Colby looks to cash in on TIF 2 development
Colby’s planning committee voted last week to close the city’s TIF district next year in a way that will lower taxes for local residents and provide a boost in revenue for the city’s general fund.
TIF is short for tax-incremental financing, which allows the city to capture all of the tax revenue on any new developments in a given area and set it aside for public infrastructure and development incentives. Normally, those property taxes would be shared with the local school district, technical colleges and county.
After 26 years of growth, Colby’s TIF district 2 has expanded by over $20 million and is currently generating almost $500,000 per year in revenue to pay off debts incurred to develop the city into what it is today.
First created in 1993, TIF 2 started with a base value of about $4.8 million in total property value. The district was expanded in 1999 in order to encompass what was then newly annexed land south of the Highway 29 bypass.
City clerk Connie Gurtner told committee members that they have three options to consider when TIF district 2 expires next year.
One of the three options presented by Gurtner would be to keep the TIF district open an additional year and use that extra revenue to support a new housing development in the city. Ald. Todd Schmidt said recent housing developments have gone up without the need for incentives from the city.
“From some of the feedback I’ve been getting, I think we should just close it,” he said.
If TIF 2 is closed next year as scheduled — and all of that extra property value is added to the city’s tax base — the city will be able to lower the rate per thousand dollars of property value paid by city residents. Under one option, the entire benefit of closing the TIF would be passed onto taxpayers with a lower mil rate; under another, the city would be able to add $54,000 to its tax levy and still lower the mil rate, but not as much.

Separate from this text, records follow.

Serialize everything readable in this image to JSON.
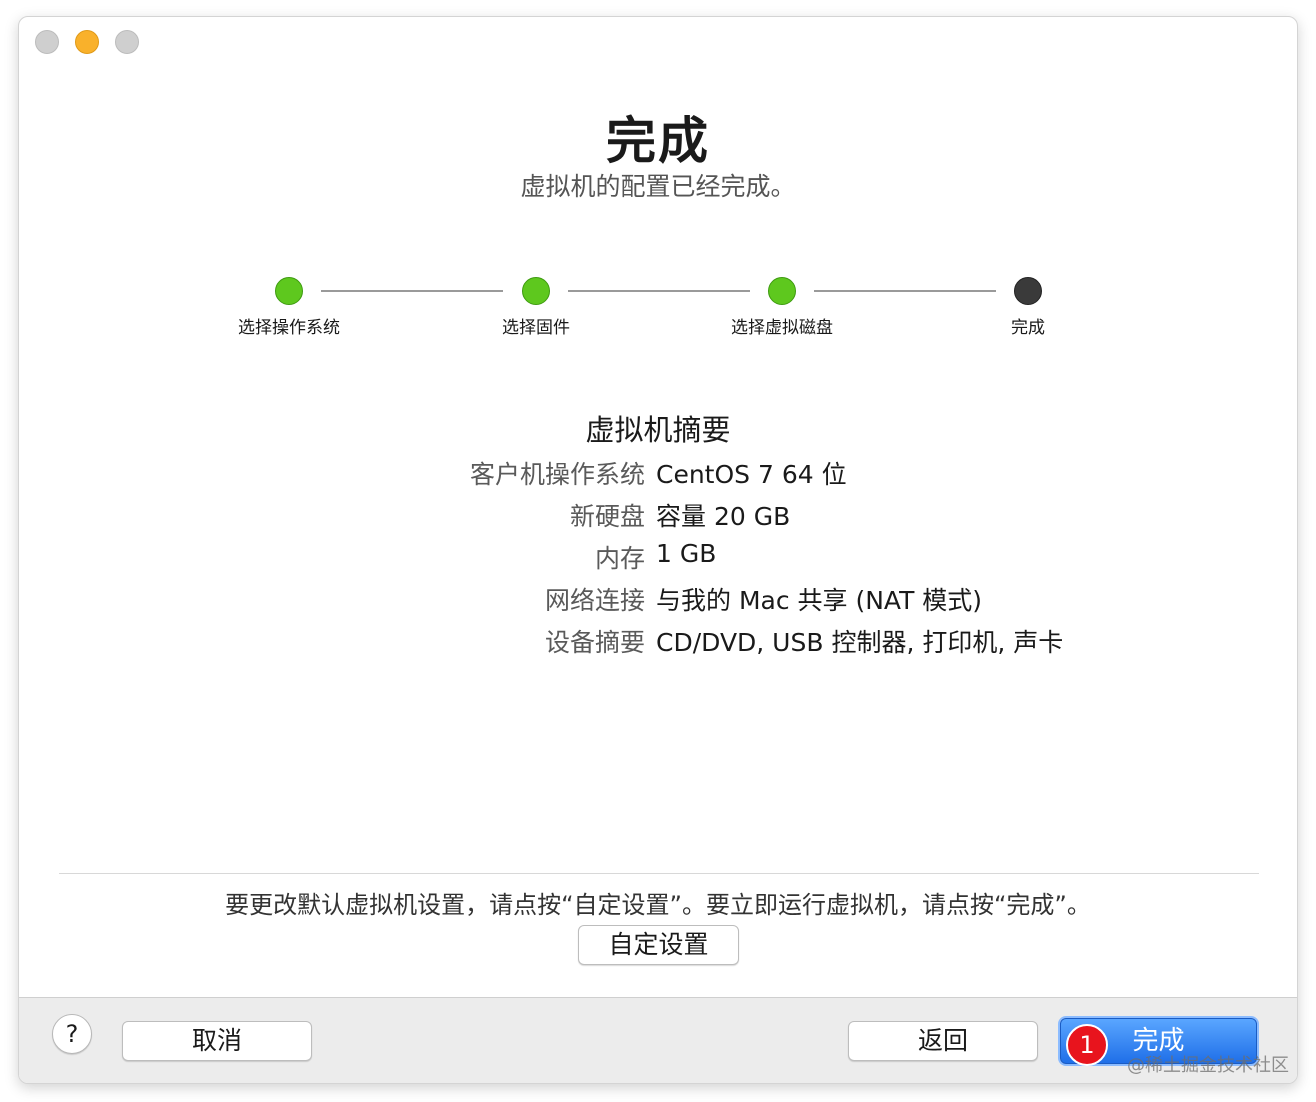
{
  "header": {
    "title": "完成",
    "subtitle": "虚拟机的配置已经完成。"
  },
  "steps": [
    {
      "label": "选择操作系统",
      "state": "done"
    },
    {
      "label": "选择固件",
      "state": "done"
    },
    {
      "label": "选择虚拟磁盘",
      "state": "done"
    },
    {
      "label": "完成",
      "state": "current"
    }
  ],
  "summary": {
    "title": "虚拟机摘要",
    "rows": [
      {
        "key": "客户机操作系统",
        "value": "CentOS 7 64 位"
      },
      {
        "key": "新硬盘",
        "value": "容量 20 GB"
      },
      {
        "key": "内存",
        "value": "1 GB"
      },
      {
        "key": "网络连接",
        "value": "与我的 Mac 共享 (NAT 模式)"
      },
      {
        "key": "设备摘要",
        "value": "CD/DVD, USB 控制器, 打印机, 声卡"
      }
    ]
  },
  "hint": "要更改默认虚拟机设置，请点按“自定设置”。要立即运行虚拟机，请点按“完成”。",
  "buttons": {
    "customize": "自定设置",
    "help": "?",
    "cancel": "取消",
    "back": "返回",
    "finish": "完成"
  },
  "badge": "1",
  "watermark": "@稀土掘金技术社区",
  "colors": {
    "step_done": "#5ec81e",
    "step_current": "#3a3a3a",
    "primary_button": "#2f80f0",
    "badge": "#e8141d",
    "traffic_minimize": "#f9b12b",
    "traffic_inactive": "#cfcfcf"
  }
}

“The taxpayers would still see a significant decrease in their taxes, and it would give the city an additional $54,000 in tax revenue,” Gurtner said.
Mayor Jim Schmidt said the city’s general fund could really use the extra revenue.

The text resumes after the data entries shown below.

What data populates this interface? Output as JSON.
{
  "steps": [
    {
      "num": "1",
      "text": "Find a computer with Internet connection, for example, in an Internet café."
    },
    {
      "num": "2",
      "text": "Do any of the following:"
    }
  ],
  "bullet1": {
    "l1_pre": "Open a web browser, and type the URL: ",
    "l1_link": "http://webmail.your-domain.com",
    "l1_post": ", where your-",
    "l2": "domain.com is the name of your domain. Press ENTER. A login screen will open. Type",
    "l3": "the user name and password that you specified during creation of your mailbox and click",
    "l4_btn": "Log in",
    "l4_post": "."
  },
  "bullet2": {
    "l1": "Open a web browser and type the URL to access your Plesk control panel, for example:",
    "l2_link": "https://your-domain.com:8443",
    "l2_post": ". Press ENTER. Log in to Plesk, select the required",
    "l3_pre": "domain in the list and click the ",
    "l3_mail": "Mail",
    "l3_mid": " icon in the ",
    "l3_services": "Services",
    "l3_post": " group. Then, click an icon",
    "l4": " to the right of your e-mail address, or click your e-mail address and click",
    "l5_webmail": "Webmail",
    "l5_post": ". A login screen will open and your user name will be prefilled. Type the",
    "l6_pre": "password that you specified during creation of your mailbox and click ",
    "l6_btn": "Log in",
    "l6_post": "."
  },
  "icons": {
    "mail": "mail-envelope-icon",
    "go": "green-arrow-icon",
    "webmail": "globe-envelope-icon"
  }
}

“Our budget is really tight, there’s nothing for capital improvements,” he said. “We need that money for capital projects.”
While TIF 2 will officially close in September of 2020, the city will continue to collect revenues for the TIF account for one more year in 2021, so the impact on the tax levy and mil rate won’t be felt until 2022.

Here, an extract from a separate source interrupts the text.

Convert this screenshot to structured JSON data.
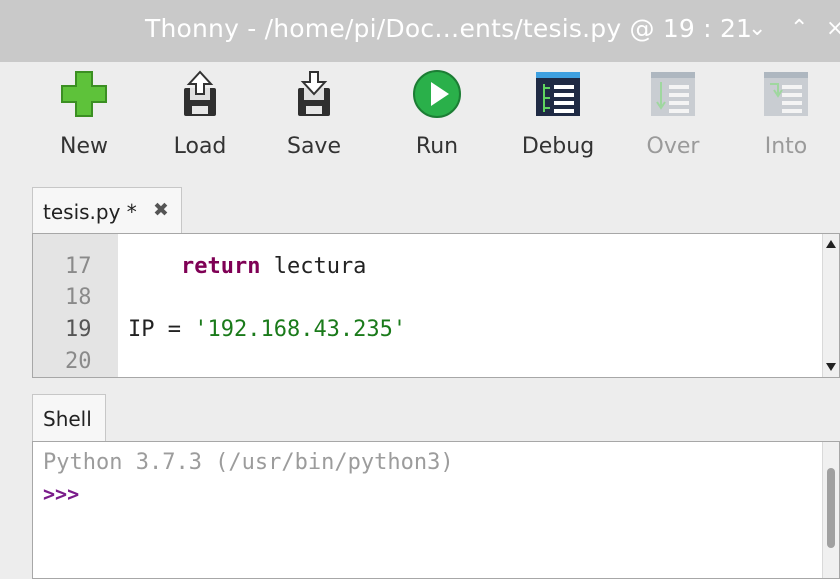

Gurtner noted that $54,000 is the maximum amount that can be added to the tax levy, but the city can pick any number below that in exchange for more tax relief.
“We don’t have to take the full allowed amount and we don’t have to take zero,” she said. “We can take it anywhere in the middle.”
When council members asked Gurtner for her recommendation, she suggested taking the full levy increase of $54,000, which will still result in a roughly $200 tax decrease on a home valued at $100,000.
“The purpose of the TIF is to increase the equalized value in our community,” she said. “The city of Colby’s general fund has sacrificed all these years because of that TIF fund. And the school districts and everyone else has.”
Gurtner said the council doesn’t have to decide on the issue until next September, but committee members were ready to accept her recommendation. They passed a motion to take the maximum levy increase allowed after TIF 2 closes.
Once the motion is approved by the council, Gurtner said she would contact the city’s financial advisor, Sean Lentz, so he can provide some exact figures for the city.